Suppression of Hepatic Inflammation via Systemic siRNA Delivery by Membrane-Disruptive and Endosomolytic Helical Polypeptide Hybrid Nanoparticles

Treatment of inflammatory diseases represents one of the biggest clinical challenges. RNA interference (RNAi) against TNF-alpha provides a promising modality toward anti-inflammation therapy, but its therapeutic potential is greatly hampered by the by the lack of efficient siRNA delivery vehicles in vivo. Herein, we report a hybrid nanoparticulate (HNP) system based on a cationic helical polypeptide PPABLG for the efficient delivery of TNF-alpha siRNA. The helical structure of PPABLG features pore formation on cellular and endosomal membranes to facilitate the direct translocation as well as endosomal escape of TNF-alpha siRNA in macrophages, representing a unique superiority to a majority of the existing polycation-based gene vectors that experience severe endosomal entrapment and lysosomal degradation.

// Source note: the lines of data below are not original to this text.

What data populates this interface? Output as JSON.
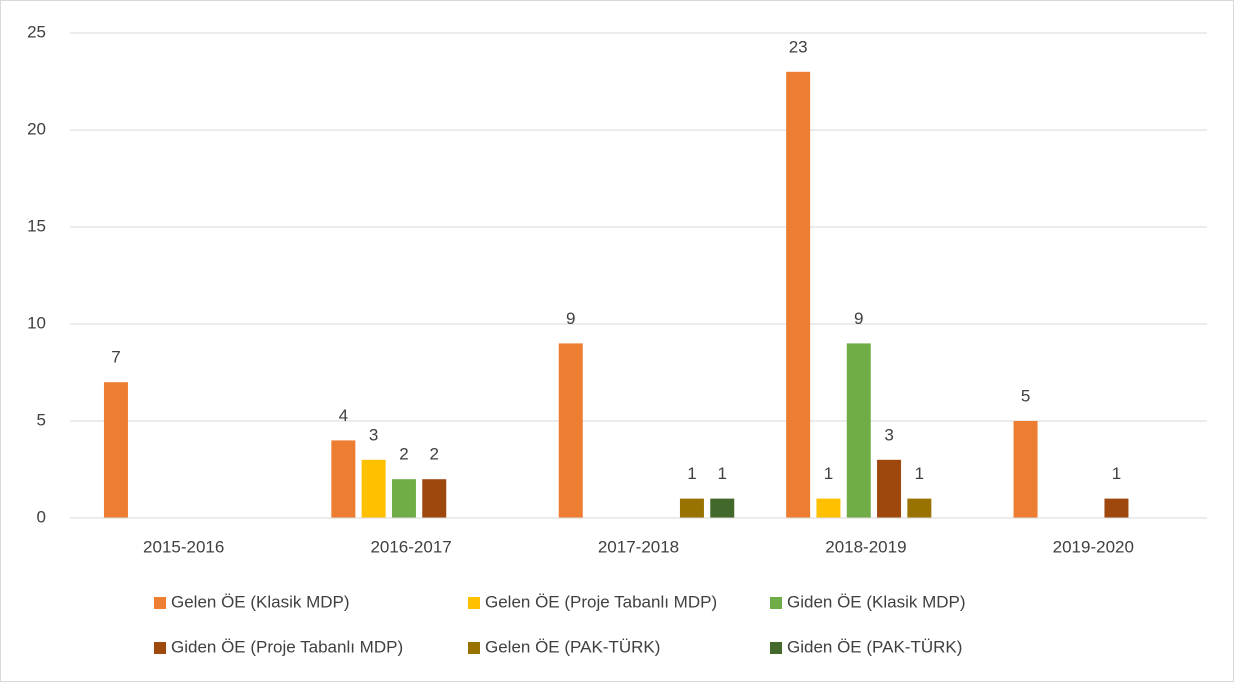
{
  "chart_data": {
    "type": "bar",
    "categories": [
      "2015-2016",
      "2016-2017",
      "2017-2018",
      "2018-2019",
      "2019-2020"
    ],
    "series": [
      {
        "name": "Gelen ÖE (Klasik MDP)",
        "color": "#ED7D31",
        "values": [
          7,
          4,
          9,
          23,
          5
        ]
      },
      {
        "name": "Gelen ÖE (Proje Tabanlı MDP)",
        "color": "#FFC000",
        "values": [
          null,
          3,
          null,
          1,
          null
        ]
      },
      {
        "name": "Giden ÖE (Klasik MDP)",
        "color": "#70AD47",
        "values": [
          null,
          2,
          null,
          9,
          null
        ]
      },
      {
        "name": "Giden ÖE (Proje Tabanlı MDP)",
        "color": "#9E480E",
        "values": [
          null,
          2,
          null,
          3,
          1
        ]
      },
      {
        "name": "Gelen ÖE (PAK-TÜRK)",
        "color": "#997300",
        "values": [
          null,
          null,
          1,
          1,
          null
        ]
      },
      {
        "name": "Giden ÖE (PAK-TÜRK)",
        "color": "#43682B",
        "values": [
          null,
          null,
          1,
          null,
          null
        ]
      }
    ],
    "ylim": [
      0,
      25
    ],
    "yticks": [
      0,
      5,
      10,
      15,
      20,
      25
    ],
    "grid": true,
    "legend": "bottom"
  }
}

As such, HNPs containing TNF-alpha siRNA afforded effective systemic TNF-alpha knockdown following systemic administration at a low dose of 50 mu g of siRNA/kg and thus demonstrated a potent anti-inflammatory effect to rescue animals from LPS/D-GalN-induced hepatic sepsis. This study therefore verifies that the bioactive secondary structure of polypeptides significantly dominates the in vivo siRNA delivery efficiency, and the unique properties of PPABLG HNPs render remarkable potentials for anti-inflammation therapies.